Our yard is still full of butterflies,
lots of Painted Ladies and these Yellow Clouds:
And Monday was the Mercado in São Teotónio,
and we got two new trees: a hazelnut and another pomegranate
(this one has a few flower buds on it!)
So we’ll plant them on the Fruit time on Friday.
Also the Sebastians came over one afternoon over the weekend,
and brought us a huge solar panel: 225 watts/40 volts,
so it more than doubles our solar capacity,
probably enough to power our new water pump,
once Mohamed can figure out how to wire everything together.

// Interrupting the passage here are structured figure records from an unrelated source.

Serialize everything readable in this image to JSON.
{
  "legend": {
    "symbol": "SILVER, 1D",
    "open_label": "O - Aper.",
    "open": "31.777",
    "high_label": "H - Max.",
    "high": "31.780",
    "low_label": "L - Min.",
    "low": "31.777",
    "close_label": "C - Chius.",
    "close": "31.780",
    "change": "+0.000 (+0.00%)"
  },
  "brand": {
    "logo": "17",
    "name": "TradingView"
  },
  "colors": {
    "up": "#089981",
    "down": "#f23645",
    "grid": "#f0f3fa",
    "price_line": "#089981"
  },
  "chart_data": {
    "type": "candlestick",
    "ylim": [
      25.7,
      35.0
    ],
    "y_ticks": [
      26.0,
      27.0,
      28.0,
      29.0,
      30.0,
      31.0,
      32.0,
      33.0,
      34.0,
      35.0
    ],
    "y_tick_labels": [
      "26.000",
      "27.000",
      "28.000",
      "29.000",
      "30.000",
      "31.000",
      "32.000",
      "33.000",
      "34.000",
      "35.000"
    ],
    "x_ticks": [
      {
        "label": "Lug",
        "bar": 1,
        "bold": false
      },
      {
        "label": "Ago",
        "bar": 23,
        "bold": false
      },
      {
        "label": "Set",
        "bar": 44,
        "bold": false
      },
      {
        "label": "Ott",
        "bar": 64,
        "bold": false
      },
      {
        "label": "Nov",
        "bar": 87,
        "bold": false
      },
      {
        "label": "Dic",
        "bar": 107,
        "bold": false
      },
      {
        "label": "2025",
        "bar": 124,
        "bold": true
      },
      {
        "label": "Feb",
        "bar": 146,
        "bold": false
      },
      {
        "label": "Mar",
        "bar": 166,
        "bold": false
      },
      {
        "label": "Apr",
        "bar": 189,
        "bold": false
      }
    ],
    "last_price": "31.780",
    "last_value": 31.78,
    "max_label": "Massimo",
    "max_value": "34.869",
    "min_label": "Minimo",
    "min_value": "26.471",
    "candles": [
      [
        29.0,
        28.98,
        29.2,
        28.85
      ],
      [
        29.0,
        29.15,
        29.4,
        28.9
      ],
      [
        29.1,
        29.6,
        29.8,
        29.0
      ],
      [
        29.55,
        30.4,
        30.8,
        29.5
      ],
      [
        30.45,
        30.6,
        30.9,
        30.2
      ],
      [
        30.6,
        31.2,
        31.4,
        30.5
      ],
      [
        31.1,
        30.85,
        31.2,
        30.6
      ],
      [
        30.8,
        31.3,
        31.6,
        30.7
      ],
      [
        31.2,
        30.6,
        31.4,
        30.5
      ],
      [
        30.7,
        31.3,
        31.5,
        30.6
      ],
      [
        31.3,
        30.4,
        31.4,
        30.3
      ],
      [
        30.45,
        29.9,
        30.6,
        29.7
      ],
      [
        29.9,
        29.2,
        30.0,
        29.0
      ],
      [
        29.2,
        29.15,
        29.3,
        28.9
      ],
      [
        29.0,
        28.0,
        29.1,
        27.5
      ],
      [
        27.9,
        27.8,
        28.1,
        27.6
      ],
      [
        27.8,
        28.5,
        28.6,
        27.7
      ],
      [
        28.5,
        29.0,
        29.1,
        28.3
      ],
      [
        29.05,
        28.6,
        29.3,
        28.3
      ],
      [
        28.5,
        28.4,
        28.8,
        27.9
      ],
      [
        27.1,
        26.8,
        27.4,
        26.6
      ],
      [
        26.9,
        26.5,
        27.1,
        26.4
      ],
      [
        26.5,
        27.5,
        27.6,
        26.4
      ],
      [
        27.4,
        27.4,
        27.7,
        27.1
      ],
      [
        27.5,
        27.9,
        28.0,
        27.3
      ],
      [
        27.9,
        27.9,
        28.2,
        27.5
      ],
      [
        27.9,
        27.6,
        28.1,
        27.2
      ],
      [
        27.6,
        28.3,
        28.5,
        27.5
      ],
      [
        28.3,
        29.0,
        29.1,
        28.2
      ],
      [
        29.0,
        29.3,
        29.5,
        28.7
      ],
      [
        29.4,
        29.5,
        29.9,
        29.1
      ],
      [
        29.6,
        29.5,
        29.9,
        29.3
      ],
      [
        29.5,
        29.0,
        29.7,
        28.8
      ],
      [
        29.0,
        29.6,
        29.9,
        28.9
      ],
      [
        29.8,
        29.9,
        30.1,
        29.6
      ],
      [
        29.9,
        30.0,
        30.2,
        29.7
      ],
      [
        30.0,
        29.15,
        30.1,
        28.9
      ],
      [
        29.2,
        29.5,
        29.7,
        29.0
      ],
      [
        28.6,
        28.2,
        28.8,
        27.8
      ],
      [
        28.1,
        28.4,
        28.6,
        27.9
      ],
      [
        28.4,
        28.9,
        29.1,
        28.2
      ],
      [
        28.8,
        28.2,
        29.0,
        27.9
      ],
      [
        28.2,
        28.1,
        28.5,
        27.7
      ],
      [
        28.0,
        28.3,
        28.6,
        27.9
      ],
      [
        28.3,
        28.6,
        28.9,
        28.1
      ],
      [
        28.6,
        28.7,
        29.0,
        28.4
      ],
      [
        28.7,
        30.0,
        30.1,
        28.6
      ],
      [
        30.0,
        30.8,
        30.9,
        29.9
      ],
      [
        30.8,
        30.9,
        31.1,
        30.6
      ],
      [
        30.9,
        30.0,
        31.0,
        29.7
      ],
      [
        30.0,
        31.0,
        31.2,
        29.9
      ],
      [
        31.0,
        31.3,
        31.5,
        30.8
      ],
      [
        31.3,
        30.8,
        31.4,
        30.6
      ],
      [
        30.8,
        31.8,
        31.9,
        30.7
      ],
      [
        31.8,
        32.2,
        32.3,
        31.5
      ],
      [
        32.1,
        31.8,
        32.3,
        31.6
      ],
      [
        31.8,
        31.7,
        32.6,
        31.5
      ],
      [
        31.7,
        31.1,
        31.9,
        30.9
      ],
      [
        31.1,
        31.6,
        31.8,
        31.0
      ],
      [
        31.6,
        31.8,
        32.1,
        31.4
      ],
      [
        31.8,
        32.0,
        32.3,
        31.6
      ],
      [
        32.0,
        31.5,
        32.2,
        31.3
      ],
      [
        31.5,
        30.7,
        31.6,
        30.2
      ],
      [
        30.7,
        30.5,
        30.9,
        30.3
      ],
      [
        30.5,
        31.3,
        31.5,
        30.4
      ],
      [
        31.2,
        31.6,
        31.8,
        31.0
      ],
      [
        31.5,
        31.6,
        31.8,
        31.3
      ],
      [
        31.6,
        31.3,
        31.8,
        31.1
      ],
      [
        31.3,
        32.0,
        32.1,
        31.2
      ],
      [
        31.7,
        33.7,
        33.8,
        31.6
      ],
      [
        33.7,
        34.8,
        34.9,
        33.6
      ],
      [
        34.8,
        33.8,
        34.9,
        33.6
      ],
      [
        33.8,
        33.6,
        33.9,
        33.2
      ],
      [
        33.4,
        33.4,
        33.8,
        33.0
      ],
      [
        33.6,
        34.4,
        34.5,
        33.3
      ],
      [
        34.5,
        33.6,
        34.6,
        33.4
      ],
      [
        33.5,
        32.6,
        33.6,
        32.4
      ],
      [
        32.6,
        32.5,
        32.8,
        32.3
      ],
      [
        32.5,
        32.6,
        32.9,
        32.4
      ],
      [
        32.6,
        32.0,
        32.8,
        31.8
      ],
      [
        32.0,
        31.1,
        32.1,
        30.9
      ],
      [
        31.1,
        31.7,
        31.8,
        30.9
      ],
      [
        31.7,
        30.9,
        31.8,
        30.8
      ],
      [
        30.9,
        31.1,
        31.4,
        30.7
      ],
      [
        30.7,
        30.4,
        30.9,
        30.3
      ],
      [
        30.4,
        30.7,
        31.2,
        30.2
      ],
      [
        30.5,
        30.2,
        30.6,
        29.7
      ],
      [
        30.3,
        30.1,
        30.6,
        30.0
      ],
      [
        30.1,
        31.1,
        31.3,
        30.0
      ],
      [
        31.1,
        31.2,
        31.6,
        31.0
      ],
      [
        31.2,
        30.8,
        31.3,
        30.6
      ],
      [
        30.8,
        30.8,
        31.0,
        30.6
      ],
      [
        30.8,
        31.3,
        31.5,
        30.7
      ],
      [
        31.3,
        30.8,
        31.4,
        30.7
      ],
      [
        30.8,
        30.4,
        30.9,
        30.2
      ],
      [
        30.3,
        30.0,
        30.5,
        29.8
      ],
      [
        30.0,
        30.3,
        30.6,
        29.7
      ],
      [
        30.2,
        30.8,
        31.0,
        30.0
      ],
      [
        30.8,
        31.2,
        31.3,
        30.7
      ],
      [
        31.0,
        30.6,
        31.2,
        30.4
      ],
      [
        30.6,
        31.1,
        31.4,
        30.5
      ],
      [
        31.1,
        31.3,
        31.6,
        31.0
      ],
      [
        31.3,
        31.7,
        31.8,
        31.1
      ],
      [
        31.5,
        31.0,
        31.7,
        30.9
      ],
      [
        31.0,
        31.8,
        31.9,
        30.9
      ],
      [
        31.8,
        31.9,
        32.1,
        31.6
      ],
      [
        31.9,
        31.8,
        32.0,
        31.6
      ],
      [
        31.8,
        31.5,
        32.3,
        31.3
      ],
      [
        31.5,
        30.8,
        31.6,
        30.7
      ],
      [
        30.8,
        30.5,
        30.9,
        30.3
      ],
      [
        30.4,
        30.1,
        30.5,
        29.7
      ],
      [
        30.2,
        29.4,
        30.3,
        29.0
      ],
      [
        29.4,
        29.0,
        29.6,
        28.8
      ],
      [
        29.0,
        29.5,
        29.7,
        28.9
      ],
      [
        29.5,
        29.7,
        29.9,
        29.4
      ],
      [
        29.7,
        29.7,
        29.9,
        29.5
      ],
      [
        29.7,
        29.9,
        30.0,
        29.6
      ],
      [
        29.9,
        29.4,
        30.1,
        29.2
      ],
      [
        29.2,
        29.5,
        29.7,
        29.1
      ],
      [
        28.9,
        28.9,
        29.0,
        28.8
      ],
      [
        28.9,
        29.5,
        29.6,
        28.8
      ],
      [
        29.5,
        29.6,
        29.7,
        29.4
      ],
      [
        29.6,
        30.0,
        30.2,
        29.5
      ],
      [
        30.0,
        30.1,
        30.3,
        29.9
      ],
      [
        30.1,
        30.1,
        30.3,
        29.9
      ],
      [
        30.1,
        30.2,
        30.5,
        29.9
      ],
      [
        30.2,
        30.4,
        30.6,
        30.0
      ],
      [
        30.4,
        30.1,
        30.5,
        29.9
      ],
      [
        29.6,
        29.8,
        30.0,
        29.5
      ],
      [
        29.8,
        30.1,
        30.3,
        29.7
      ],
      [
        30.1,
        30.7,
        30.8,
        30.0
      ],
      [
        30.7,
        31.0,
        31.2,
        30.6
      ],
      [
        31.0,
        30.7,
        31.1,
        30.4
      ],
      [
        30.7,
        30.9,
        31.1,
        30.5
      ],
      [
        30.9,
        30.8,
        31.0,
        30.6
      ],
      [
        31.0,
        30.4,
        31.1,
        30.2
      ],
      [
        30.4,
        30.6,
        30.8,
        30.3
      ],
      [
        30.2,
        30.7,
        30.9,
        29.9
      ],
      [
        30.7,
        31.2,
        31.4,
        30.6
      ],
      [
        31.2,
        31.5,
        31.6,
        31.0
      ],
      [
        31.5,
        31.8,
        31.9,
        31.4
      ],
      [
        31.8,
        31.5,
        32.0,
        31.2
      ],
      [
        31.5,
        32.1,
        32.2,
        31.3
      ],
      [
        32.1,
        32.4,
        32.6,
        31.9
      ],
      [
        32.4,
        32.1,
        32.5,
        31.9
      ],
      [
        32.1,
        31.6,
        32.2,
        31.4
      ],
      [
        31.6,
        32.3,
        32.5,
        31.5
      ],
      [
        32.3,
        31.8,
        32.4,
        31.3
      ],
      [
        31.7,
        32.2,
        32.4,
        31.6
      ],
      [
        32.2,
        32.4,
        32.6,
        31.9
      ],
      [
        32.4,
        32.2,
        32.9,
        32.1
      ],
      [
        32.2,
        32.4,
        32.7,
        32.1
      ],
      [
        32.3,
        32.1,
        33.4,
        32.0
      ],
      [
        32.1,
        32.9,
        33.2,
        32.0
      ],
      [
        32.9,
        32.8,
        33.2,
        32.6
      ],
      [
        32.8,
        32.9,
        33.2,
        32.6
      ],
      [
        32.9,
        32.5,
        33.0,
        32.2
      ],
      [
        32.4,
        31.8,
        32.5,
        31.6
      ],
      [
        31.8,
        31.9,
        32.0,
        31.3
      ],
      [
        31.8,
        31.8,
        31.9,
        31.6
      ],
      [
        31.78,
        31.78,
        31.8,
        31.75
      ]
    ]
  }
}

So today we got another huge battery to capture the charge we’ll be generating,
and 25 meters of plastic tubing to connect the pump to the well,
and to the rest of our water system.
And we bought another irrigation hose,
since we’ve already laid the hoses down by the old orchard
(to water the nine trees for apples, pears, plums, and cherries);
and up on the hill by the eight blueberries,
but still have a lot of trees all over the hillside
that will all need water during the long, rainless summer months.
Mohamed is also in the process of burying halved plastic drums for ponds,
so that we have easy access to water throughout the yard.
And has hooked up a faucet so we now have an outdoor sink
(the actual ceramic sink we found dumpster diving last fall).
So our water system is slowly coming together,
to keep everything happily hydrated.
On a final note,
we finally finished the bamboo fence!
And during the Flower time,
I planted more sweet peas and a nasturtium
to grow in with all the hollyhocks and morning glories.